Lassaad Ben Ahmed
28 Juin 2021•Mise à jour: 29 Juin 2021
AA / Yaoundé / Peter Kum
Des centaines de familles se sont retrouvées sans abri après la décision des autorités camerounaises de démolir leurs habitations, à coup de bulldozers, samedi, érigées au quartier Newtown à proximité de l'aéroport de Douala, capitale économique du Cameroun.
Ce domaine appartient à l’Etat du Cameroun et c'est d'ailleurs le principal argument qui a été avancé aux populations qui se sont progressivement installées sur ce site insalubre et en proie aux inondations depuis des dizaines d'années.
« C’est le domaine aéroportuaire, personne n’a un titre foncier ici. C’est un domaine de l’Etat. Les populations avaient été sommés de libérer les lieux. C’est une zone marécageuse dont un avion en détresse peut s'y poser », a indiqué à l'Agence Anadolu, lundi, le 1er adjoint du préfet du Wouri, Hector Eto’o Fame.
Sous les décombres, certaines personnes continuent à rechercher leurs biens écrasés samedi par les bulldozers.
« Les populations du quartier Newton aéroport à Douala sont en entrain de vivre le plus sombre moment de leur existence. Installées à cet endroit depuis plus 30 ans, nous avons reçu une sommation de quitter les lieux en milieu de semaine. En deux jours, on ne pouvait pas enlever tout ce qu’on avait pu construire pendant de longues années. Et même si c’était possible, on ne sait pas où aller. J’ai amené ma famille chez un cousin. Il y a des familles qui dorment en plein air ici », a relevé à l’agence, Njifendjou Issa.
D’après cette victime de la démolition, « il y a environs 300 familles qui ont été mises dans la rue samedi.

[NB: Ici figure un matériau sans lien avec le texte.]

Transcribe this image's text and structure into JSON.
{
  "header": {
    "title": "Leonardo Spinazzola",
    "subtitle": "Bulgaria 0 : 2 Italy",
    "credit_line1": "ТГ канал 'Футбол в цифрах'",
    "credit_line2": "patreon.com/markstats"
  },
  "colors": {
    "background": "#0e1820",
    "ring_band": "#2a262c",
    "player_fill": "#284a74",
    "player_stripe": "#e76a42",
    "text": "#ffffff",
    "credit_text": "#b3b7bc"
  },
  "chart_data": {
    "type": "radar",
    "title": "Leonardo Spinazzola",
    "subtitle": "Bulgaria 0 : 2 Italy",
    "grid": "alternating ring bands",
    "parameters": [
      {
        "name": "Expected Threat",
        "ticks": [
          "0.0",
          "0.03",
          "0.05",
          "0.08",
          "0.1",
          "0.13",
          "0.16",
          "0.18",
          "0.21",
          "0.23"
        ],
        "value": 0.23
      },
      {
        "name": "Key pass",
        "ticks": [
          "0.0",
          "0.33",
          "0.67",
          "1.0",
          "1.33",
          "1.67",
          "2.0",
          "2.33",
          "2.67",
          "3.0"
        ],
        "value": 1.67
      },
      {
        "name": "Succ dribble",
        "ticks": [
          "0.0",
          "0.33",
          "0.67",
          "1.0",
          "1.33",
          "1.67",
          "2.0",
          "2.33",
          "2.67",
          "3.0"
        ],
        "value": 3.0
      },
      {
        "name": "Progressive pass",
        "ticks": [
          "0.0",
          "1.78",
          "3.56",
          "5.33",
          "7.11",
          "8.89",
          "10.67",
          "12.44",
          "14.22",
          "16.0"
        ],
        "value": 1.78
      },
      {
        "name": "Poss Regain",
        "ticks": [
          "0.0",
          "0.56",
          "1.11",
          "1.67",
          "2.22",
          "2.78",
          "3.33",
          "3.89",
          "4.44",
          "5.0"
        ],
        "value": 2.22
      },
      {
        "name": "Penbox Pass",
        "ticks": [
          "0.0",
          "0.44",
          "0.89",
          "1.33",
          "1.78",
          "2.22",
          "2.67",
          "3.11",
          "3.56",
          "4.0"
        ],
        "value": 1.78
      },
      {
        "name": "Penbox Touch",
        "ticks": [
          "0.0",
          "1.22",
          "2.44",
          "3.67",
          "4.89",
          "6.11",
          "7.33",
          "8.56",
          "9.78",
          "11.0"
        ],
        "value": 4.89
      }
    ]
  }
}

Des jeunes ont même tenté à manifester lors du déguerpissement mais la police anti-émeute les a réprimés ».
Depuis samedi, la plateforme des organisations pour la promotion du droit au logement décent au Cameroun collecte des informations et des documents qui permettront « l'encadrement et l'accompagnement judiciaire qui suivront dans les prochains jours au profit des victimes » de ces démolitions.
Selon les autorités de la ville de Douala, ce déguerpissement à Newton Aéroport est le deuxième en l’espace de 6 mois.
« Ceux qui ont été chassés samedi, avaient déjà été déguerpis le 21 Janvier 2021. Ils sont revenus s’installer sur les lieux, entre temps », a souligné le 1er adjoint du préfet.